New Delhi (NVI): India today categorically rejected the Chinese interpretation of the Line of Actual Control (LAC) in Ladakh, saying that it has never accepted the so-called unilaterally defined 1959 LAC and this position has been consistent and well known, including to the Chinese side.
MEA spokesman Anurag Srivastava, while responding to queries on a media report, quoting a Chinese Foreign Ministry statement regarding China’s position on the LAC, said that the 1959 claim made by Beijing was not mutually agreed upon.
Srivastava said that India and China have committed to clarification and confirmation of the LAC to reach a common understanding of the alignment of the LAC, under various bilateral agreements.
He mentioned the agreements between both the sides including the 1993 Agreement on Maintenance of Peace and Tranquility along the LAC, 1996 Agreement on Confidence Building Measures (CBMs) in the military field, 2005 Protocol on Implementation of CBMs, 2005 Agreement on Political Parameters and Guiding Principles for settlement of the India-China Boundary Question.
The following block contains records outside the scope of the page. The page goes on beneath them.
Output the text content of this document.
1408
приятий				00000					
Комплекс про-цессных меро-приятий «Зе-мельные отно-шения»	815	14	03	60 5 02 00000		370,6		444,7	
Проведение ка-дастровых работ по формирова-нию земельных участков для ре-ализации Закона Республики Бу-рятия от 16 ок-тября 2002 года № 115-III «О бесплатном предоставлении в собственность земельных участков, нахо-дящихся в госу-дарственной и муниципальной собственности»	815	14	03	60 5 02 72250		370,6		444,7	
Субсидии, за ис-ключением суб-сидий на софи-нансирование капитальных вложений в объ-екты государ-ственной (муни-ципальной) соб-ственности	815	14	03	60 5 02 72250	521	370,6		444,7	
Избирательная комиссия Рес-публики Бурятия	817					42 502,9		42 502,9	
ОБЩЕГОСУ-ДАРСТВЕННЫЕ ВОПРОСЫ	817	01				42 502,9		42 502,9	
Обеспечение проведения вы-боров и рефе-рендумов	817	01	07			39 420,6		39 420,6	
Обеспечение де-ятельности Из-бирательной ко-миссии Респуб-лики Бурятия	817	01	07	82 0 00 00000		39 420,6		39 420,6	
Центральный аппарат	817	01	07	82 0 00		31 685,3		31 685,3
“In fact, the two sides had engaged in an exercise to clarify and confirm the LAC up to 2003, but this process could not proceed further as the Chinese side did not show a willingness to pursue it,” the MEA spokesman said.
“Therefore, the insistence now of the Chinese side that there is only one LAC is contrary to the solemn commitments made by China in these agreements,” he added.
Srivastava said the Indian side has always respected and abided by the LAC and mentioned the statement of Defence Minister Rajnath Singh in the Parliament recently, in which he stated that it is the Chinese side which by its attempts to transgress the LAC in various parts of the Western Sector, has tried to unilaterally alter the status quo.
In the last few months, the Chinese side has repeatedly affirmed that the current situation in the border areas should be resolved in accordance with the agreements signed between the two countries, the MEA spokesman said. However, when it comes to the position of LAC, Beijing doesn’t respect the agreements between the two countries that have mutually signed so far.
Also, in the agreement reached between External Affairs Minister S Jaishankar and his Chinese counterpart Wang Yi on September 10 in Moscow, the Chinese side has reiterated its commitment to abide by all the existing agreements, Srivastava said.
“We, therefore, expect that the Chinese side will sincerely and faithfully abide by all agreements and understandings in their entirety and refrain from advancing an untenable unilateral interpretation of the LAC,” the MEA spokesman said.